George sends Sam to Seattle to buy some mining equipment, and to bring back his long distance French love interest. Before Sam leaves, the same con man tries to get his paws on Sam’s seemingly bottomless satchel of money. This is important for later.


When Sam gets to Seattle, he discovers George’s supposed girlfriend is actually married. Despite being anti-marriage himself, Sam feels bad for his pal and the natural solution is to bring George a prostitute named Angel (Capucin). One French gal is the same as the next, right?


But Angel thinks she’s coming to Alaska to marry Sam, Billie instantly falls in lust with Angel, Sam is in mega denial that he has feelings, and meanwhile that con man was doing some serious conning!


illustration of a moustache that is curled at the ends


If you’ve read my reviews, you know I live for a good Western brawl. And North to Alaska has THREE brawls, each better than the last.


The second brawl involves a busted sluice pouring water all over everyone, so that water basically become an adversary in the fight. The final street brawl includes mud, goats, a group of religious performers, and a frickin’ seal because why not have a seal watching a brawl?


There are even moments that look genuinely messy, like John Wayne sliding so far in the mud that he lands under a horse that gets spooked and appears to step on him, and Wayne’s toupee falling off in the same fight so you get a rare glimpse of his bald crown. You can watch the whole thing on YouTube, it’s so good.


  • Fun Fact #2: Wayne’s legendary height was bolstered by wigs, which he began openly wearing in 1948, and by lifts in his boots, which many co-stars including Capucine reported in interviews or books. Wayne was already around 6’3 or 6’4, but it’s possible he wore the lifts to balance out his increasing girth. Entire forums of fans vehemently deny that he wore them.

Each of North to Alaska’s fight sequences is enjoyably creative, utilizing a couple of unique elements that elevate it beyond the standard punch-out. The whole movie is like that – there’s so much action, so much comedy, and multiple subplots that seamlessly carry the story forward at a fantastic pace.
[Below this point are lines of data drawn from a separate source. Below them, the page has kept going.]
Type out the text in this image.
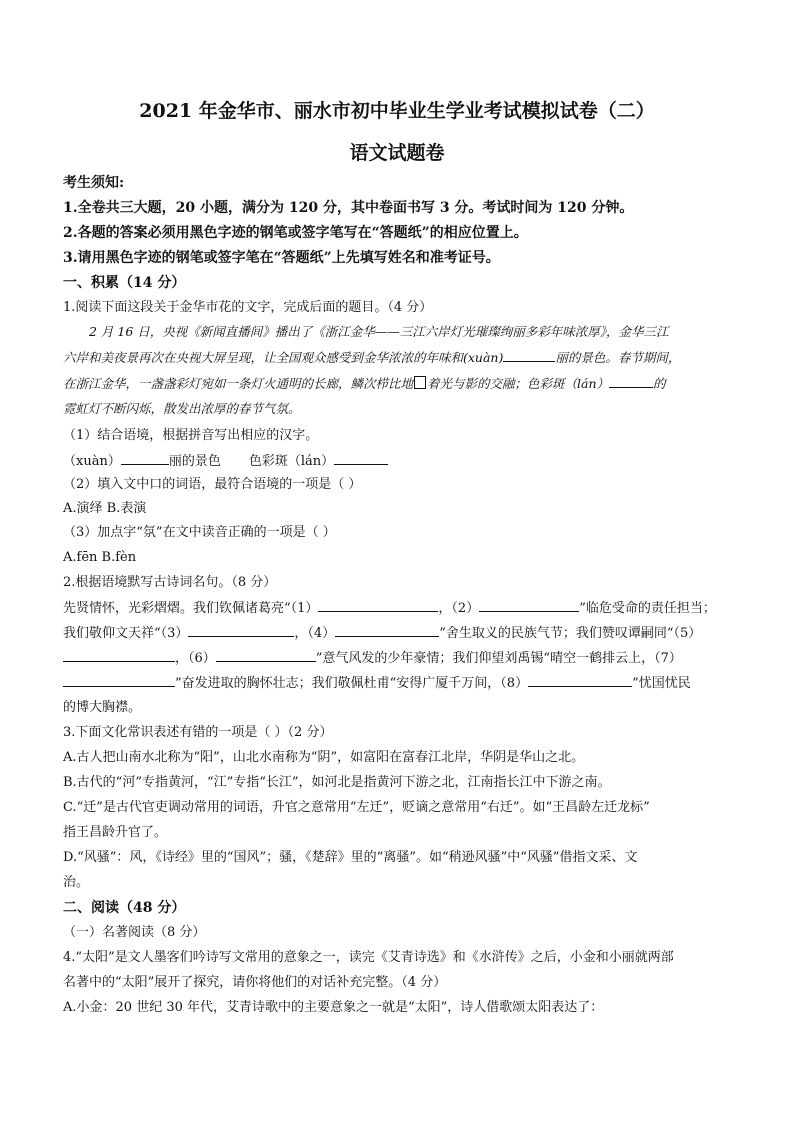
2021 年金华市、丽水市初中毕业生学业考试模拟试卷（二）
语文试题卷
考生须知:
1.全卷共三大题，20 小题，满分为 120 分，其中卷面书写 3 分。考试时间为 120 分钟。
2.各题的答案必须用黑色字迹的钢笔或签字笔写在“答题纸”的相应位置上。
3.请用黑色字迹的钢笔或签字笔在“答题纸”上先填写姓名和准考证号。
一、积累（14 分）
1.阅读下面这段关于金华市花的文字，完成后面的题目。（4 分）
2 月 16 日，央视《新闻直播间》播出了《浙江金华——三江六岸灯光璀璨绚丽多彩年味浓厚》，金华三江
六岸和美夜景再次在央视大屏呈现，让全国观众感受到金华浓浓的年味和(xuàn)	丽的景色。春节期间，
在浙江金华，一盏盏彩灯宛如一条灯火通明的长廊，鳞次栉比地 着光与影的交融；色彩斑（lán）	的
霓虹灯不断闪烁，散发出浓厚的春节气氛。
（1）结合语境，根据拼音写出相应的汉字。
（xuàn）	丽的景色 色彩斑（lán）
（2）填入文中口的词语，最符合语境的一项是（ ）
A.演绎 B.表演
（3）加点字“氛”在文中读音正确的一项是（ ）
A.fēn B.fèn
2.根据语境默写古诗词名句。（8 分）
先贤情怀，光彩熠熠。我们钦佩诸葛亮“（1）	，（2）	”临危受命的责任担当；
我们敬仰文天祥“（3）	，（4）	”舍生取义的民族气节；我们赞叹谭嗣同“（5）
，（6）	”意气风发的少年豪情；我们仰望刘禹锡“晴空一鹤排云上，（7）
”奋发进取的胸怀壮志；我们敬佩杜甫“安得广厦千万间，（8）	”忧国忧民
的博大胸襟。
3.下面文化常识表述有错的一项是（ ）（2 分）
A.古人把山南水北称为“阳”，山北水南称为“阴”，如富阳在富春江北岸，华阴是华山之北。
B.古代的“河”专指黄河，“江”专指“长江”，如河北是指黄河下游之北，江南指长江中下游之南。
C.“迁”是古代官吏调动常用的词语，升官之意常用“左迁”，贬谪之意常用“右迁”。如“王昌龄左迁龙标”
指王昌龄升官了。
D.“风骚”：风，《诗经》里的“国风”；骚，《楚辞》里的“离骚”。如“稍逊风骚”中“风骚”借指文采、文
治。
二、阅读（48 分）
（一）名著阅读（8 分）
4.“太阳”是文人墨客们吟诗写文常用的意象之一，读完《艾青诗选》和《水浒传》之后，小金和小丽就两部
名著中的“太阳”展开了探究，请你将他们的对话补充完整。（4 分）
A.小金：20 世纪 30 年代，艾青诗歌中的主要意象之一就是“太阳”，诗人借歌颂太阳表达了：
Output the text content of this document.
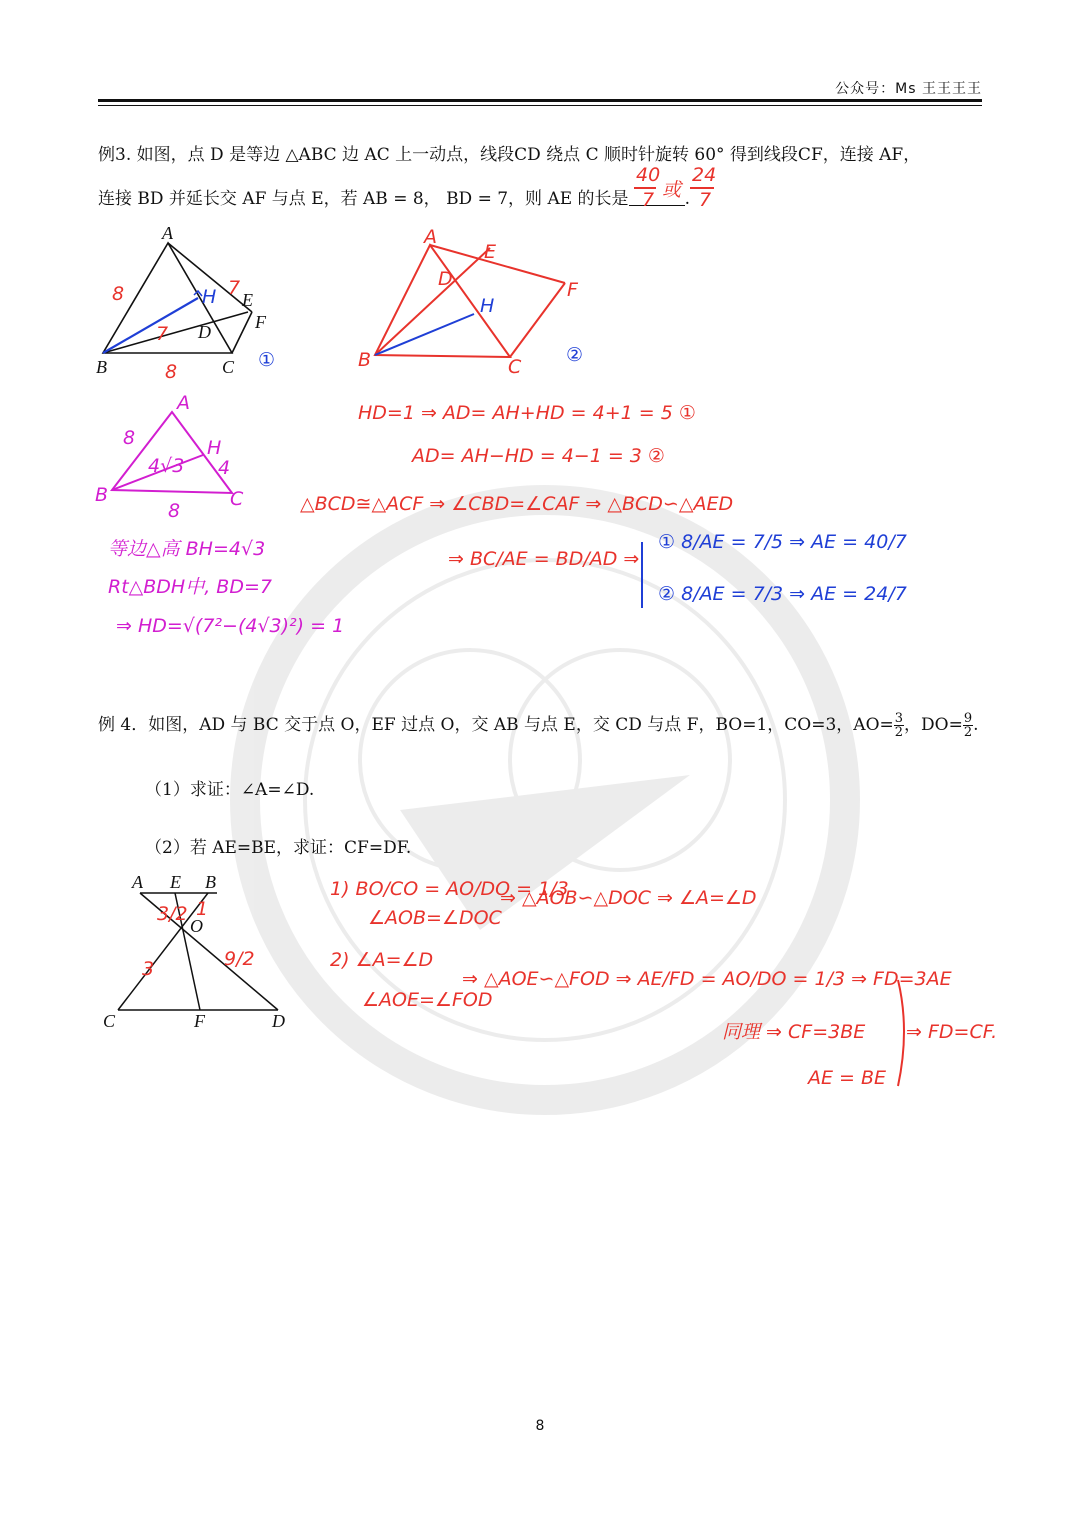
公众号：Ms 王王王王
例3. 如图，点 D 是等边 △ABC 边 AC 上一动点，线段CD 绕点 C 顺时针旋转 60° 得到线段CF，连接 AF，
连接 BD 并延长交 AF 与点 E，若 AB = 8， BD = 7，则 AE 的长是	.
例 4．如图，AD 与 BC 交于点 O，EF 过点 O，交 AB 与点 E，交 CD 与点 F，BO=1，CO=3，$AO= \frac{3}{2}$ ，$DO= \frac{9}{2}$ .
（1）求证：∠A=∠D.
（2）若 AE=BE，求证：CF=DF.
8
40
7 或
24
7
A
B	C
D
E
F
H
8
8
7
7
①
A
E
F
D
H
B	C
②
A
B	C
H
8
8
4
4√3
等边△高 BH=4√3
Rt△BDH中, BD=7
⇒ HD=√(7²−(4√3)²) = 1
HD=1 ⇒ AD= AH+HD = 4+1 = 5 ①
AD= AH−HD = 4−1 = 3 ②
△BCD≅△ACF ⇒ ∠CBD=∠CAF ⇒ △BCD∽△AED
⇒ BC/AE = BD/AD ⇒
① 8/AE = 7/5 ⇒ AE = 40/7
② 8/AE = 7/3 ⇒ AE = 24/7
A E B
O
C	F	D
3/2 1
3	9/2
1) BO/CO = AO/DO = 1/3
∠AOB=∠DOC
⇒ △AOB∽△DOC ⇒ ∠A=∠D
2) ∠A=∠D
∠AOE=∠FOD
⇒ △AOE∽△FOD ⇒ AE/FD = AO/DO = 1/3 ⇒ FD=3AE
同理 ⇒ CF=3BE
AE = BE
⇒ FD=CF.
Wayne surprised the hell out of me in this movie. You get all of his usual physicality and bravado, but you also get him pulling these zany, comical faces, doing bit like crossing his eyes and falling over drunk. It’s great entertainment.
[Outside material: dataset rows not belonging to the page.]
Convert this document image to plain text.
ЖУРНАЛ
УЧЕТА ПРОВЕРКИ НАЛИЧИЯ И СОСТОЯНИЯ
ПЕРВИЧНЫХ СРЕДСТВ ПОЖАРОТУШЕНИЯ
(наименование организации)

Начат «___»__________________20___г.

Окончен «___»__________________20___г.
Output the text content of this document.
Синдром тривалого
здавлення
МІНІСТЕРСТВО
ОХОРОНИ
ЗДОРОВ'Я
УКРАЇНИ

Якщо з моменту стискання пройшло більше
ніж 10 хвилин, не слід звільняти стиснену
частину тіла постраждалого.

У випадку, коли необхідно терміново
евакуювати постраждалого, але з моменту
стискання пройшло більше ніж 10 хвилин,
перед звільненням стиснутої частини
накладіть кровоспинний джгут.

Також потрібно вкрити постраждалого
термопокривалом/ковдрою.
Ernie Kovacs is a scene stealer as Frankie Cannon. He’s perfectly smarmy and weaselly, which is exactly what you want in a bad guy role that’s more comedic than cruel. I stumbled upon this hilarious video of Kovacs poking fun at Westerns, it’s a must-see.


Stewart Granger is fun to watch as George, easily holding his own with Wayne. Capucine is charming as Angel. Mickey Shaughnessy is memorable as the drunk prospector who is way too easy to manipulate. There’s really only one weaker performance here, and it’s Fabian as Billie. His accent is so all over the map that it’s wandering into regions that don’t even exist. But it still works, because you’re meant to laugh AT Billie, not really with him.


illustration of a moustache that is curled at the ends


When director Henry Hathaway made North to Alaska he was 30 years into his career, which included True Grit and segments in How the West Was Won, and you can really feel that expertise in every single scene and how smoothly the story rolls along.


  • Fun Facts #3 & 4: North to Alaska started filming with an incomplete script, and required quite a bit of improv to keep it comical and character-driven rather than ‘another cliché gold rush movie’. John Wayne is an uncredited co-director.

On a more somber note, the movie’s self-titled theme song was performed by country star Johnny Horton, who unfortunately died in a car crash just eight days before the movie premiered. Still, North to Alaska made a decent profit at the box office, and has solid high-middle ratings on most sites. It’s not dramatic Oscar-contender material, but it definitely delivers on good times.


This may not be among the John Wayne movies his diehard fans rank in the top five or even the top 10, but it’s officially now one of MY favourite Wayne Westerns alongside The War Wagon. And that is high praise right there.